Dilma: Arroz, feijão, bife, batata frita e salada de tomate com alface, que era isso que eu comi com a minha infância.
Uma infância devorada, junto com um prato de arroz e feijão. É triste. Não é à toa que Dilma, ainda adolescente, foi para a luta armada. Mas prato puxa prato:

Patrícia: A senhora sabe cozinhar?

Dilma: Eu sei. Algumas coisas eu faço direito; outras, não.

Patrícia:
Eu sei uma coisa que a senhora sabe fazer.

Dilma: O quê?

Patrícia: Omelete.

Dilma: Ah, omelete. O problema meu com omelete é que ele gruda. Eu não sou boa de omelete, não. Sou boa de ovos revueltos.

(Um assessor palaciano revelaria mais tarde que, na saída, Dilma tirou satisfação com Patricia: “Você prometeu que não ia falar do omelete. Tive de mentir, para consertar sua pergunta maldosa: também não sei fazer ovos revueltos. Aliás, nem sei o que são revueltos”)

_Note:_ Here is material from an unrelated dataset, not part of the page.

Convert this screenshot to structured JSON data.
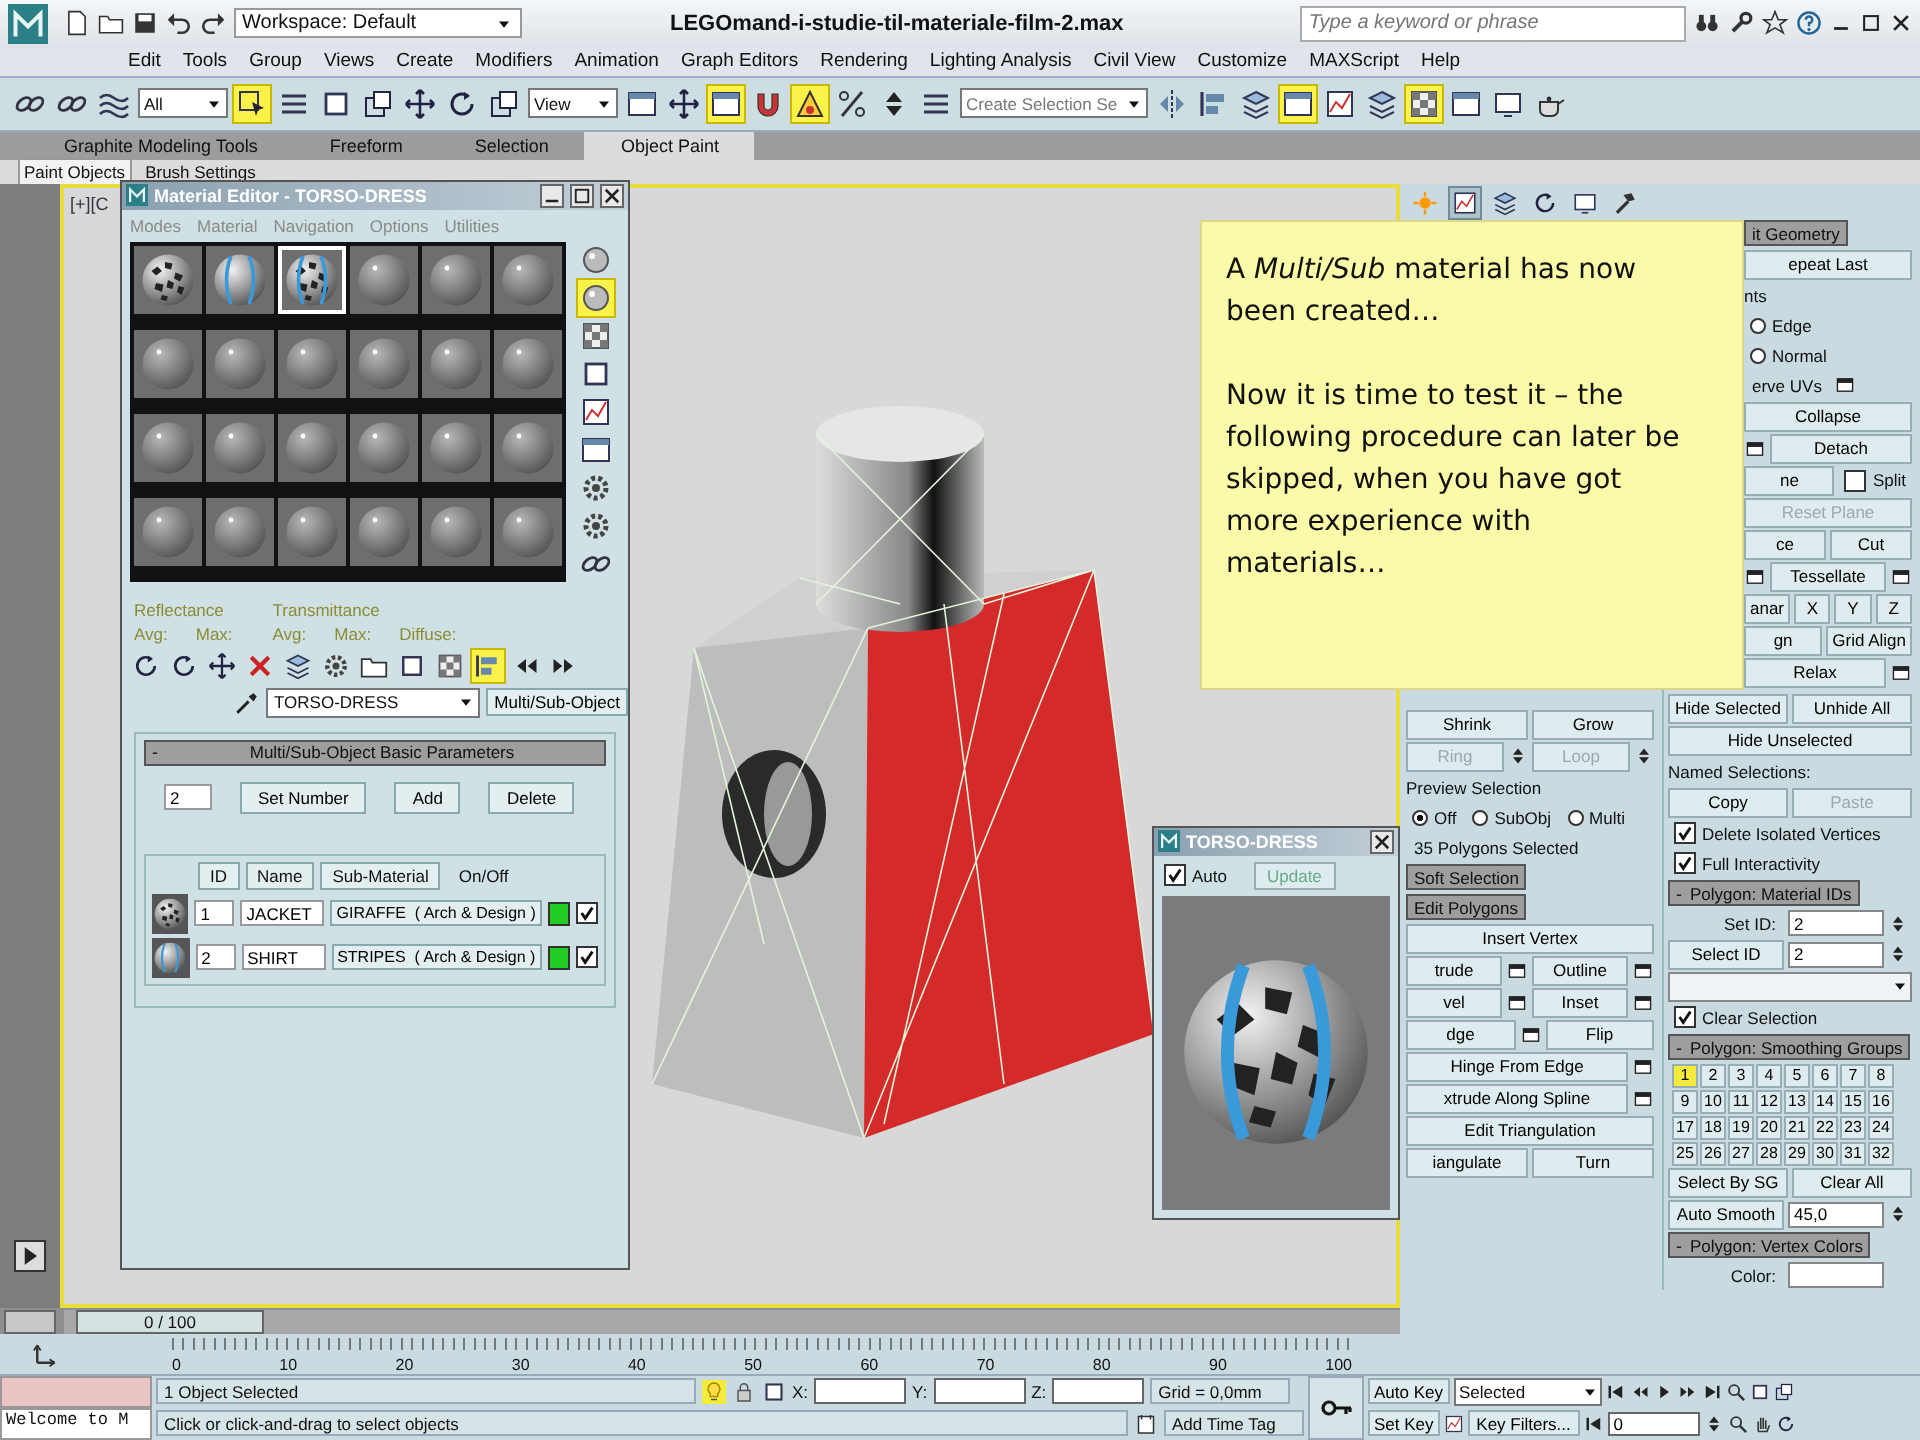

A esta altura, Dilma ficou com vontade de dizer: “Patricia, minha querida, já são quase 9 horas. Vão cortar meu dia. O Gilbertinho se faz de bobo, mas foi bedel na escola de padre e nunca mais perdeu a mania do livro de ponto”. Na verdade, disse a presidente com a ameaça de mais uma pergunta:

Dilma: Você já notou que eu comecei a ficar indócil, não é?

Patrícia: Já, reparei pela perninha, já reparei.

Dilma: Estou indócil.

Patrícia:
Está na hora de ir para o Palácio do Planalto, certo?

Dilma: Certíssimo.

Patrícia: A gente pode acompanhar a senhora até lá?

Dilma:
Com o compromisso de serem bem rápidos.

Patrícia: Está certo, temos um acordo, então.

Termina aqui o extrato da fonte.